Where `code` is an enum with some sparse values close to zero, and only specified code values are valid. I detect invalid code values by comparing the code value bit against a bitfield.

`validCodes` is 32bit, and I made the assumption that `1<<x` where x is greater than 32 would result in 0, and so the function above would return false for `code` values larger than 32.
It turns out this is NOT the case, and I get surprising results.

This code compiles to:
00007FF6D1FE781B  mov         eax,1  
00007FF6D1FE7820  movzx       ecx,byte ptr [code]  
00007FF6D1FE7824  shl         eax,cl  
00007FF6D1FE7826  test        eax,1F399FEh  

In this case, `code` is 76 (an invalid code), and it turns out that the x86 `shl` doesn't shift left by 75 (resulting in 0), what actually happens is that shl takes the lower 5 bits from cl, and shifts by that number, which happens to be 12, so the result is `1 << 12`, which coincides with a 1-bit, and this function returns TRUE in this case!

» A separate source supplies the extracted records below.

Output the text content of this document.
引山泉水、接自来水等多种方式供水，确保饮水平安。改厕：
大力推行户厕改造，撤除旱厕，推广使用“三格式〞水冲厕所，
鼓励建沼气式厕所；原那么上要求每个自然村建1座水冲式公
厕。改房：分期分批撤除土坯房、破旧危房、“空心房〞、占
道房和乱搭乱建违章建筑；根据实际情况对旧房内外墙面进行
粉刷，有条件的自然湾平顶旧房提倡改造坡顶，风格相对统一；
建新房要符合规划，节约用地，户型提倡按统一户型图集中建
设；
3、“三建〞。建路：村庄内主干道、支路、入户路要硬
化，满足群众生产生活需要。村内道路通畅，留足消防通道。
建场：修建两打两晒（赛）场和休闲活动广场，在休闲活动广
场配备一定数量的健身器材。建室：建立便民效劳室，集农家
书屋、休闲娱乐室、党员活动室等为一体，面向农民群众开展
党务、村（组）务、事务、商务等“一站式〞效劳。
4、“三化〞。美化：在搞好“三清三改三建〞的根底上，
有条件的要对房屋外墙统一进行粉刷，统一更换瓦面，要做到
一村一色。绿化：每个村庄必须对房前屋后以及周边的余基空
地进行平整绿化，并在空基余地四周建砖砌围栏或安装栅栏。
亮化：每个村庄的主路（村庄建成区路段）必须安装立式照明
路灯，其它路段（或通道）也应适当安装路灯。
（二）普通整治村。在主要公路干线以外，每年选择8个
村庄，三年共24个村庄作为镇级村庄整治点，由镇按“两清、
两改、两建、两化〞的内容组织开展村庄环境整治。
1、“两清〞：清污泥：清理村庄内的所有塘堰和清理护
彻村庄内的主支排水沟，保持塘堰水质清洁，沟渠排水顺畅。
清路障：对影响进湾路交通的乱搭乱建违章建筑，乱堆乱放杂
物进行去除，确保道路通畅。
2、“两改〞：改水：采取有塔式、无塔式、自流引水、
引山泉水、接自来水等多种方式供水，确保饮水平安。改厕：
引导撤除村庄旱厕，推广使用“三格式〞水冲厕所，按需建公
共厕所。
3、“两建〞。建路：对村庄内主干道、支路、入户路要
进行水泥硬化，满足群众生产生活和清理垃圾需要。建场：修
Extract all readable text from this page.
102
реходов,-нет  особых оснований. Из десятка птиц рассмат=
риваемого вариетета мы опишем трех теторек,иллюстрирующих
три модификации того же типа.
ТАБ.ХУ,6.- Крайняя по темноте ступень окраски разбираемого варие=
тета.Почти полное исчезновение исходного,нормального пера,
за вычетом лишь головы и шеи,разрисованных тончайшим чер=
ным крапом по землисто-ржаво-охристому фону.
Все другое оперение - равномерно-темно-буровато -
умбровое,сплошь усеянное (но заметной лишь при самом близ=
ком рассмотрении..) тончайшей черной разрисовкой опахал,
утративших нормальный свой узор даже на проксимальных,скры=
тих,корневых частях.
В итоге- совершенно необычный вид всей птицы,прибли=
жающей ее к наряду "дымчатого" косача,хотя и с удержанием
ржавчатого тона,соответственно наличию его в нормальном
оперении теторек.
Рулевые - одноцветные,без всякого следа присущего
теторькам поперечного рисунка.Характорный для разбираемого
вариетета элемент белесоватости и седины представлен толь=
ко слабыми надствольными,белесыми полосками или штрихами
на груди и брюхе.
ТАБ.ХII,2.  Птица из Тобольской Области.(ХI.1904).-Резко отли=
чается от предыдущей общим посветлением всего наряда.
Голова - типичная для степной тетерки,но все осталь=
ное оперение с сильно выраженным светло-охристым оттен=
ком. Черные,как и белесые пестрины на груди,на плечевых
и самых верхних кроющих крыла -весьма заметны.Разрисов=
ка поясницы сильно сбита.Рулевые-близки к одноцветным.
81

Is the << operator in the language specified to take the lower 5 bits of the operand?
I think this is a codegen bug... the language shouldn't assume that the user has clamped the value into the range required by the x86 opcode.
Comment 1 anonymous4 2024-02-27 09:41:54 UTC
Yes, that's how shift normally works: https://dlang.org/spec/expression.html#shift_expressions

I believe, the goto solution here is checked int.
Comment 2 Manu 2024-02-27 11:19:10 UTC
Okay, my bad. It's in the spec!

Surprising; dlang uses prides itself on not having surprise invisible undefined behaviour littered around your code.
This seems like a safety concern; it's conceivable an exploit could be written taking advantage of this undefined behaviour.
Comment 3 Dennis 2024-02-27 11:37:09 UTC
The key here is that it's specified as "implementation defined behavior", not "undefined behavior". It could give a bogus integer and lead to logic bugs, but it can't result in memory corruption in `@safe` code. D's 'safety' is specifically targeting memory safety, not logic bugs in general (e.g. unintentional integer overflow). It's still a systems programming language with similar performance to C. Introducing bounds checks to shift expressions is a big performance hit, especially considering shifts are usually found in bit-twiddling performance sensitive code.
Comment 4 anonymous4 2024-02-28 09:10:15 UTC
Shifts are often hardcoded. If you shift by untrusted amount, then you probably have bit arrays, and if you use bit arrays with untrusted indexes, then you need bound checking, not clear what you try to do, try https://dlang.org/phobos/std_bitmanip.html#BitArray

AFAIK most processors simply mask the shift amount. If some processor traps on overflow here, it would be safe, but probably not very useful for you.